Light and Frost, a non profit kite board research group, has been attempting to increase the stall resistance of a hydrofoil when operating 50 and 70 cm masts in heavy chop and wave during onshore wave riding.
When beating out thru multiple wave lines we began experimenting with small vertical tails the size of fins on twin-tip boards to help stabilize the foil. When hit with wave sheer usually cross wave similar to cross winds in airplanes, these small fins increased the directional stability so we enlarged the vertical tail size and mounted the rear stabilizer in a T Tail configuration. This configuration significantly decreased the foil stall when operating in the high wave sheer environment close to the surface where hydrofoils on short 50 and 70 cm masts operate. We tested this configuration on four different wing fuselage combinations on two different boards all with exactly the same result.
When beating out thru a wave line and hit with a wave or swell usually from the right/left forward area of the wing, the hydrofoil was barely affected. Prior to mounting the rear stabilizer on a T-Tail, the hydrofoil stalled easily unless the wing was loaded thru pumping or the fuselage was buried deeper into the water. With the T-Tail we could rest only our rear foot on the balance point and ride out through the advancing swell as the tail fin maintained the upwind angle.
The T-tail was mounted between the fuselage and the board to allow operating in shallower areas. We have not tested the T-Tail when mounted on the opposite side of the fuselage.
The board/mast.hydrofoil shown was the original test vehicle. Later we made the T-Tail more permanent as seen in the enclosed pics.
Funny how you talk like a multimillion dollar research organisation while my gut feeling tells me that I am dealing with a few students that just learnded to foil on their home built hydrofoil, please correct me if I am wrong.
Almost all foils have some kite of vertical stabilizer and even the T-tail is done on multiple off-the-shelf foils. Good to know that is does indeed what it should: stabilize your foil
Interesting, your surf fin vertical tail rudder appears to give more area than most anything I can think of in kite foil tails.
Looks like with the big "rudder" you also can/must shorten the fuselage to get the turning you want. To me this seems like a decent idea as the tail of the foil is the most commonly kicked part, the most fragile part, and often runs aground first, leading to bent screws or fuselage.
When approaching this work keep in mind that our main interest here is to ride out thru a breaking wave line on 50 to 70 cm masts, turn around and ride
back in.
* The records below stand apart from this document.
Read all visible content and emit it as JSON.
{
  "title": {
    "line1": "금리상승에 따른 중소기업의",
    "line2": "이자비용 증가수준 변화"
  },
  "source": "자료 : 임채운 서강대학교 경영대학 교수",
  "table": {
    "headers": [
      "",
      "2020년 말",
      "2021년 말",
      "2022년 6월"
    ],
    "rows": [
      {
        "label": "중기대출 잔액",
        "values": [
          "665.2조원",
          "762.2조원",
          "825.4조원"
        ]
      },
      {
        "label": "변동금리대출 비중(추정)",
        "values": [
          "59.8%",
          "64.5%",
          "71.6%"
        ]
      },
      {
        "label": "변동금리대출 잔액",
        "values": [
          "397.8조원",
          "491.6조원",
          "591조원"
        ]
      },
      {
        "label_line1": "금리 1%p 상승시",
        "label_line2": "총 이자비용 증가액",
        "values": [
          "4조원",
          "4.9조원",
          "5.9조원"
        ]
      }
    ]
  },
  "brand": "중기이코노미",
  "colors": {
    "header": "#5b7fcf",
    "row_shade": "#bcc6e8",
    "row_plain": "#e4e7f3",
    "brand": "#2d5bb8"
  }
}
We have no interest in racing or riding flat water or using longer masts.
We noticed that when hit with wave or swell when beating out, there would be a lateral yaw which sometimes resulted in a stall. As we have ATP rated pilots
testing these variants the logical aviation correction was to install a vertical tail above the stabilizer. We tried larger and larger vertical fins and got better and better results as the lateral yaw disappeared, was dampened and self corrected. But the real overall improvement was mounting the stabilizer on the T-Tail.
Our view is that all design comments by BWD and opie are valid. Placing the T -Tail above the fuselage protects the T-Tail/Stabilizer from damage. Better and better results were obtained as the size of the vertical tail was increased. And placing the stabilizer out of the front wing turbulence smooth’s the ride.
We have tested five different front wings on three different fuselages on three different boards and masts all with exactly the same results in that in rough turbulent water, stability improved.
We will probably install some vortex generators on the outer 1/3 wing sections' leading edge and see what occurs. You can find our vortex generator comments in this forum
In closing and in reference to BWD's comment "often runs aground first, leading to bent screws or fuselage." Our fuselage is a Stainless Steel square or rectangular rod filled with epoxy resin and silica powder. It is then covered with rubber cement and layers of shrink tubing. If the shrink tubing gets damaged we just strip off the outer layer and apply another outer skin replacement. We have never had to replace the outer cover on any of our various test fuselage variants. The stainless steel fuselage can sustain high impact as it does not crack or shatter due to impact resonance like carbon fiber.